Microsoft also said that “the issue should be resolved over the next 24 hours as the time change moves to Jan. 1, 2009.”
This year, an extra day was tacked on to February, making this a leap year. By international agreement, the world’s timekeepers are also adding a “leap second” tonight to keep Earth apace with very precise clocks.
The internal clocks on what is known as the Zune 30 should reset at noon GMT on Thursday, the company said.
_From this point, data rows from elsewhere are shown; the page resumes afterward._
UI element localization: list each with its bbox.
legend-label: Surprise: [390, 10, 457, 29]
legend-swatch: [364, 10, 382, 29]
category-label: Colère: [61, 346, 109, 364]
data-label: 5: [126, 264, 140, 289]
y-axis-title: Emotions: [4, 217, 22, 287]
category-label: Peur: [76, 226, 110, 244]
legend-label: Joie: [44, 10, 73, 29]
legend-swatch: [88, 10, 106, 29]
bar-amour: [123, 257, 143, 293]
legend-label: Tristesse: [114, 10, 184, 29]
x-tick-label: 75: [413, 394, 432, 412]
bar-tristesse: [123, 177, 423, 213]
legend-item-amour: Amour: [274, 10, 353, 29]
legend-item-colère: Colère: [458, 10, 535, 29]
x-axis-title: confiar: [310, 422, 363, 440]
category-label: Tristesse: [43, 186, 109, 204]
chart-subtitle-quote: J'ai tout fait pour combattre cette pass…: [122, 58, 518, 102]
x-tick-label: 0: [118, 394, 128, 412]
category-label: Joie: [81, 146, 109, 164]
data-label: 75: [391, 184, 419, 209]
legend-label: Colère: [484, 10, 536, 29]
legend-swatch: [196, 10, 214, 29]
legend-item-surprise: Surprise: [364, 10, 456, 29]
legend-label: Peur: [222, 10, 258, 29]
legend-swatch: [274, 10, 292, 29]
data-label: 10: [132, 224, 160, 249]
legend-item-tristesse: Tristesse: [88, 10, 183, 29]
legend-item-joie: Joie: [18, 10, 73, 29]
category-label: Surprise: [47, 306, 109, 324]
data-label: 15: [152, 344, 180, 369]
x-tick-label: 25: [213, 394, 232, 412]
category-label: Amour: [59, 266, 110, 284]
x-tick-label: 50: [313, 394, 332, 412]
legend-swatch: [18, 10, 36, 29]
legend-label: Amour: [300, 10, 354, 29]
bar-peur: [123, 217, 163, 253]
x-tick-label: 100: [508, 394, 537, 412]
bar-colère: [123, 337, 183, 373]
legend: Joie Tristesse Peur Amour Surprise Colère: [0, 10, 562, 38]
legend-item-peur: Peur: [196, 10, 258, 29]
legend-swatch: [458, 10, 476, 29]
After that, 30-gigabyte Zune users should follow these three steps:
Zune Pass subscribers may need to sync their devices with their PCs to “refresh the rights to the subscription content you have downloaded to your device,” according to Microsoft’s statement.
Users of the 30GB model began reporting problems on a Microsoft message board early Wednesday. Customers similarly are saying that their digital music players get stuck on the Zune logo screen as it appears to load, and efforts to unjam the device are mostly fruitless.
As of Wednesday afternoon, more than 2,500 comments had been posted on Microsoft's Zune message board in response to an entry entitled “Help-frozen zune!!!!”
“My Zune has managed to freeze itself with the Zune logo and the loading bar on the screen and none of the buttons are responding, rebooting isn't responding, plugging it into the computer isn't responding, nothing is working, and it was working a mere two hours ago,” wrote the person who touched off the discussion.
Since the massive freeze struck shortly before New Year’s Eve, some users have dubbed it “Z2K,” a play off the Y2K bug feared to crash computers in 2000.
Emotions were running high on the Zune message board as some users said they were about to cry and others went so far as to say they might even die without their player. Others cut in, telling people to “CHILL OUT.”
For some, the Zune freeze made them realize just how attached they are to their player, containing music sometimes collected over years.
“My whole life’s music is on mine, over 2,000 songs, so I damn well hope they fix this,” read a posting on the Zune message board.
A few do-it-yourselfers report having attempted an ambitious fix that involves taking the Zune apart and removing the battery with success. But most users, some afraid to dismantle their device, are waiting for Microsoft to find a solution.
The price tag of the Zune 30 was slashed by $50 to $199 in 2007. The 30GB version was the first portable music player by Microsoft, which brought it to market in 2006. Originally just dubbed the Zune, it was later renamed Zune 30 when additional models hit stores. There are several models of Zune players, some with flash memory storage and others with hard drives up to 120GB.
The Zune has between 3 to 4 percent of the digital music player market, which is dominated by Apple’s iPod, with more than 70 percent of the market. Microsoft has sold more than 2 million Zunes. In contrast, Apple sold about 10.6 million iPods alone in the first quarter of 2008.